Some 18.9 million people passed through its four terminals during the first three months of the year.

This was a year-on-year increase of 3.7%, which the west London airport said was because it “temporarily absorbed demand from elsewhere”.

About half a million passengers per day usually use airports in Dubai, Doha or Abu Dhabi, which are vital hubs for travel between Europe and the continents of Asia and Australia.

Airspace closures following the outbreak of the war in the Middle East on February 28 had a major impact on air travel.

Much of the region’s airspace has since reopened, but many people are avoiding flying there because of the war.

In a trading update, Heathrow said: “While Heathrow has temporarily absorbed demand from elsewhere, passenger numbers for the rest of the year are likely to be impacted whilst there is significant uncertainty in the Middle East.”

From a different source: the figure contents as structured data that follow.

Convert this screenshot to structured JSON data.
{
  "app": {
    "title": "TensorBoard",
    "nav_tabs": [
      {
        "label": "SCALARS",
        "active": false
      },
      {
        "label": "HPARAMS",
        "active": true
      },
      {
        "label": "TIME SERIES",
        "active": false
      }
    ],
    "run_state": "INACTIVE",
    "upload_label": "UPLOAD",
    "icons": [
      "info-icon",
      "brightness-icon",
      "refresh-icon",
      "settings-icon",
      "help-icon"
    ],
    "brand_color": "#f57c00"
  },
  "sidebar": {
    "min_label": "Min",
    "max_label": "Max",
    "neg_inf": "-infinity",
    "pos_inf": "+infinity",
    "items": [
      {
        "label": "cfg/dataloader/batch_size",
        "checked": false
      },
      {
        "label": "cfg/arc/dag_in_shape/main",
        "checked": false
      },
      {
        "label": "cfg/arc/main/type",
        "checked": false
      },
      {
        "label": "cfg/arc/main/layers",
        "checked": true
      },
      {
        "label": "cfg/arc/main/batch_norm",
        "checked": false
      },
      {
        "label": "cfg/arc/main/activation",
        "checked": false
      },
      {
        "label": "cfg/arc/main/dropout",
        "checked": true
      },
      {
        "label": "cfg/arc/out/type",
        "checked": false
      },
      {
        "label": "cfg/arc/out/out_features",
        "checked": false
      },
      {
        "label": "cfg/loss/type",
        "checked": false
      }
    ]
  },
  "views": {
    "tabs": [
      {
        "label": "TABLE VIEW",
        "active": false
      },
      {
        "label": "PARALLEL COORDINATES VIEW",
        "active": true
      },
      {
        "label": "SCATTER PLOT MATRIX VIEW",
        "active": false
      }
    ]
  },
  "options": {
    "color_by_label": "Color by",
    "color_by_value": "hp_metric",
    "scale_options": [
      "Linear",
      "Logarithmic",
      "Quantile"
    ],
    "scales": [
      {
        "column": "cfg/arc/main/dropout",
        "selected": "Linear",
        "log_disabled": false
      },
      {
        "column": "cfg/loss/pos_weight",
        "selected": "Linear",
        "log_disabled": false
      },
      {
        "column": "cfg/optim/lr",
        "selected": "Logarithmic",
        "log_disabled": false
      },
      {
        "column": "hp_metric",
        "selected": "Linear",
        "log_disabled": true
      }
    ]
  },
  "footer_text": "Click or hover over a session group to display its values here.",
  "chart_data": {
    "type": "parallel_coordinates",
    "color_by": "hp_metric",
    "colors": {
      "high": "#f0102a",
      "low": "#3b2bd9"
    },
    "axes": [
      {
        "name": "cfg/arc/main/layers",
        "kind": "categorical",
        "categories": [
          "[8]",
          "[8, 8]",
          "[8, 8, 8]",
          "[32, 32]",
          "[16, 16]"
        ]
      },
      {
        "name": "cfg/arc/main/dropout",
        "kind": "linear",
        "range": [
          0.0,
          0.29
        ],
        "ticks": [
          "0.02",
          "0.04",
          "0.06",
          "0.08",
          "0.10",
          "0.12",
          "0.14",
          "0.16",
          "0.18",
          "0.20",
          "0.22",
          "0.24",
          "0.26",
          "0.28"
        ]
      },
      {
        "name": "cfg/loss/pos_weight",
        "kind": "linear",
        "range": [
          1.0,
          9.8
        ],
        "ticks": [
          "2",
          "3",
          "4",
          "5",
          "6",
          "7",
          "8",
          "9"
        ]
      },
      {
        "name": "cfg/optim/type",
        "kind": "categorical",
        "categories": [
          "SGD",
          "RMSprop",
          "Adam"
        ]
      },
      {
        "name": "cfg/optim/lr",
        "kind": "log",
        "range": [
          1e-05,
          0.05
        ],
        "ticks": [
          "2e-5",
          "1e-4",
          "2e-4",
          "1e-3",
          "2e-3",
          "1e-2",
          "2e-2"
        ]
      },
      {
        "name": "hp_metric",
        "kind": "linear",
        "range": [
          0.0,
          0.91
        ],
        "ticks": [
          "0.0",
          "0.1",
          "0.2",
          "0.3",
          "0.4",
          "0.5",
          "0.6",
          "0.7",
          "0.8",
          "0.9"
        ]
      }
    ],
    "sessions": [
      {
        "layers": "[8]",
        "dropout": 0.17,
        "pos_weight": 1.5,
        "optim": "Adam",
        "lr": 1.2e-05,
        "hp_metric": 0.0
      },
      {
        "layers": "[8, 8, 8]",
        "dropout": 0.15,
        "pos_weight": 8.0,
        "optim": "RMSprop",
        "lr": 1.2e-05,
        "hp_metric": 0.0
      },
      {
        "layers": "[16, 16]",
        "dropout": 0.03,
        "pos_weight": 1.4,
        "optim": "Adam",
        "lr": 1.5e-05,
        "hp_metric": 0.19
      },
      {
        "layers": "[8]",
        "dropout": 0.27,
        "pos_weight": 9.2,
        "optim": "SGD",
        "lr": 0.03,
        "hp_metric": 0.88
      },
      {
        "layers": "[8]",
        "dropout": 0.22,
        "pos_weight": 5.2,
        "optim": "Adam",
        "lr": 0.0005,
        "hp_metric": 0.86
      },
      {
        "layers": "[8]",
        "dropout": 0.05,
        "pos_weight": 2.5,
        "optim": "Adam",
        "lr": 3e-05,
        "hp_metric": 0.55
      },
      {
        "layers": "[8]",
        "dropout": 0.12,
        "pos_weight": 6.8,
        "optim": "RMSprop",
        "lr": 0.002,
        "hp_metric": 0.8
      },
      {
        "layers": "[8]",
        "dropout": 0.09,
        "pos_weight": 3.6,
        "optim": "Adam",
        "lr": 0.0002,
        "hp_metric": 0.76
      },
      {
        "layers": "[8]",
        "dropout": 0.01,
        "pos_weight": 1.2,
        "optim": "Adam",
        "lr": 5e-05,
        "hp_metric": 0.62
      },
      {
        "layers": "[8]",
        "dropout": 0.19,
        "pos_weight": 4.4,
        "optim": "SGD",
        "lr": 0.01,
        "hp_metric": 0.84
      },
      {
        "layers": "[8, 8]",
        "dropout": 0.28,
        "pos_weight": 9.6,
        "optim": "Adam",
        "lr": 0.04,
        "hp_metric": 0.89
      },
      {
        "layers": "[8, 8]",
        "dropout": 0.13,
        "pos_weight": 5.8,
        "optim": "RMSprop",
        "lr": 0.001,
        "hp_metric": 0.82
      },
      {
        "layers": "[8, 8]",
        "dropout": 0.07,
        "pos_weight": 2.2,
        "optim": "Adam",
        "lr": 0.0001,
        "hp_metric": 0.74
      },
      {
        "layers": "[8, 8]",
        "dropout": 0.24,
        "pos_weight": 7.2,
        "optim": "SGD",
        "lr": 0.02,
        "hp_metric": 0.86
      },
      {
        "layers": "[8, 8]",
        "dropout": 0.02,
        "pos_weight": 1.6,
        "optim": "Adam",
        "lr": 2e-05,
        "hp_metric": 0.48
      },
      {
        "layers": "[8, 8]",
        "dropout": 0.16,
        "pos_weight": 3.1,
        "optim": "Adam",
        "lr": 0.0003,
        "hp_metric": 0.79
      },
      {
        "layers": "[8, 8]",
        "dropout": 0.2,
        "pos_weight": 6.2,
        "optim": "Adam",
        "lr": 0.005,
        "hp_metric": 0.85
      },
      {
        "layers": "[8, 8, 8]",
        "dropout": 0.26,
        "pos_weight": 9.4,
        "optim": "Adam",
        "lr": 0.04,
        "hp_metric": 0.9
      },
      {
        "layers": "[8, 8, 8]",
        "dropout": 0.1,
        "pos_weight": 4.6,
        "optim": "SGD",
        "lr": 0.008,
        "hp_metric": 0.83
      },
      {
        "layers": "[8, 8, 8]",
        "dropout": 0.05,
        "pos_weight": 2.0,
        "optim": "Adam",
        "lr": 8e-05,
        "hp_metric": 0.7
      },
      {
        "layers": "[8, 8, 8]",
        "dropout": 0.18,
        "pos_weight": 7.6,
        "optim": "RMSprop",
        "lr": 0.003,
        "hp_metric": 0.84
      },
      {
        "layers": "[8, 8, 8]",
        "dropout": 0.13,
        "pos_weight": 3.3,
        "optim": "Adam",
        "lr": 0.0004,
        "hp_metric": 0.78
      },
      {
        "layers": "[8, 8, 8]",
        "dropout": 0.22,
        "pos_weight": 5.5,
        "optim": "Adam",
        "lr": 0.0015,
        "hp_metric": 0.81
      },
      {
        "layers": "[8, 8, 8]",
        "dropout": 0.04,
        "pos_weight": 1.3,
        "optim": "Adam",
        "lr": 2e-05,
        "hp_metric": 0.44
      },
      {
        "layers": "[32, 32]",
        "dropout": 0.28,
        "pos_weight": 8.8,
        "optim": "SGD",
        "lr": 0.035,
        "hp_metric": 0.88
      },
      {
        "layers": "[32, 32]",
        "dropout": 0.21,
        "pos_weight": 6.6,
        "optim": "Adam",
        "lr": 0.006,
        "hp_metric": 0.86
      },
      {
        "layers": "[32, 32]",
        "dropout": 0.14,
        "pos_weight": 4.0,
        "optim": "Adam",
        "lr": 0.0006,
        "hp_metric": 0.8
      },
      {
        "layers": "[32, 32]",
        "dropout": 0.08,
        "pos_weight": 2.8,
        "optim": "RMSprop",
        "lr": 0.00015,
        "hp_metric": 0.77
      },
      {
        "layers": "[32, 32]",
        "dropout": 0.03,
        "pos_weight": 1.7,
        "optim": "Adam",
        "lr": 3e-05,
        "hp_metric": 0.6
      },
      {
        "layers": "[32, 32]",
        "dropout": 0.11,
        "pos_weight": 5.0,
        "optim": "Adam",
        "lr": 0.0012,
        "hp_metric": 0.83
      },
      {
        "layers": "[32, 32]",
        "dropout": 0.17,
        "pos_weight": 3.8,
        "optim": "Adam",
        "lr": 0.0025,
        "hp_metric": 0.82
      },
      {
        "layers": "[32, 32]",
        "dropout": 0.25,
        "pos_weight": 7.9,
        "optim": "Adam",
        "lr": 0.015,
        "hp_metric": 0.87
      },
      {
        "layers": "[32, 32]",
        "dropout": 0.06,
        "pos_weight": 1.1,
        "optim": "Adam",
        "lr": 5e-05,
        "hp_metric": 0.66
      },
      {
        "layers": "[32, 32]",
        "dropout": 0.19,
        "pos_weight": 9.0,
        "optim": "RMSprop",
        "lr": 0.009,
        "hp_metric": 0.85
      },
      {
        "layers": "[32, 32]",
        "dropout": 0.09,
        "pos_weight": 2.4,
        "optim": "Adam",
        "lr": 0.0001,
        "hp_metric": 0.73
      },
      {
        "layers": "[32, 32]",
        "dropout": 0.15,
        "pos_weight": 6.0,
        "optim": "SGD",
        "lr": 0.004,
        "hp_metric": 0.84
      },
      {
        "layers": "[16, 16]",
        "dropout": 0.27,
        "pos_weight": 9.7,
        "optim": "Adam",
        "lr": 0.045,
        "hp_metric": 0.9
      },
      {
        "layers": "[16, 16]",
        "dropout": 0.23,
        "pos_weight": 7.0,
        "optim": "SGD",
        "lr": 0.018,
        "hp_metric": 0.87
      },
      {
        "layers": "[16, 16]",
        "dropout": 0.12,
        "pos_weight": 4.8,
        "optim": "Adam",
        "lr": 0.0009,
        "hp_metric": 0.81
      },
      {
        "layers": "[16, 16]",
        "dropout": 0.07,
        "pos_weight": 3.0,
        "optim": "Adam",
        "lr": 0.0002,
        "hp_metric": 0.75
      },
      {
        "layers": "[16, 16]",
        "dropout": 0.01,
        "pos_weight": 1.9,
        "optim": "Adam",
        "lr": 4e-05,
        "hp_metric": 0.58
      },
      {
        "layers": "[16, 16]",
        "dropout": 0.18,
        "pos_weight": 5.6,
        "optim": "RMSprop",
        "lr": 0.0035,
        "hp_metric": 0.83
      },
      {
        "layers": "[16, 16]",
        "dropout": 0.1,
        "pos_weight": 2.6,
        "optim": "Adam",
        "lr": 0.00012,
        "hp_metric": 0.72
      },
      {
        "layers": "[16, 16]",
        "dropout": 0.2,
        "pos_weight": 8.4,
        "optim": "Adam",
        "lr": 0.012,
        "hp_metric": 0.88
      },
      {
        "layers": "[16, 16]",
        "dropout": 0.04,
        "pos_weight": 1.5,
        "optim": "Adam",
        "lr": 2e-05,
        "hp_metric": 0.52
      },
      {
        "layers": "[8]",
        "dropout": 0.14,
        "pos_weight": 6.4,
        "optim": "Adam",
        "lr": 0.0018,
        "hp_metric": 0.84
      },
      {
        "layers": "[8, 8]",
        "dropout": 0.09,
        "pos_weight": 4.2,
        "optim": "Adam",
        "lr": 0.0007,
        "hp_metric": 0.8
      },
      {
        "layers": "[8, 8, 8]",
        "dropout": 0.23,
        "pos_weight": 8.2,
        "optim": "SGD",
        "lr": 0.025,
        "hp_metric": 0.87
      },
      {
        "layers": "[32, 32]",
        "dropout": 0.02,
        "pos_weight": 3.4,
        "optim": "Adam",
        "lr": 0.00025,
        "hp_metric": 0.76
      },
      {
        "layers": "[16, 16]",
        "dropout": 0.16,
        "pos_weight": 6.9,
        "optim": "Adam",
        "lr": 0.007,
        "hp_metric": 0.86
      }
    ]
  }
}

Meanwhile, Sally Ding, Heathrow’s chief financial officer, declared the airport is ready to go ahead with its plan to build a third runway “with the right regulatory framework and Government policy in place”.

She said Heathrow is currently “full”, which means “fewer choices and higher fares for passengers, and missed opportunities for the UK economy”.

Heathrow’s first-quarter revenue increased by 2.3% from a year ago to £844 million, amid rises in passenger numbers, food and beverage sales and uptake of premium services.

But its adjusted operating costs were 6.5% higher, driven by an uptick in wages and national insurance payments, IT investments and the number of passenger requiring support.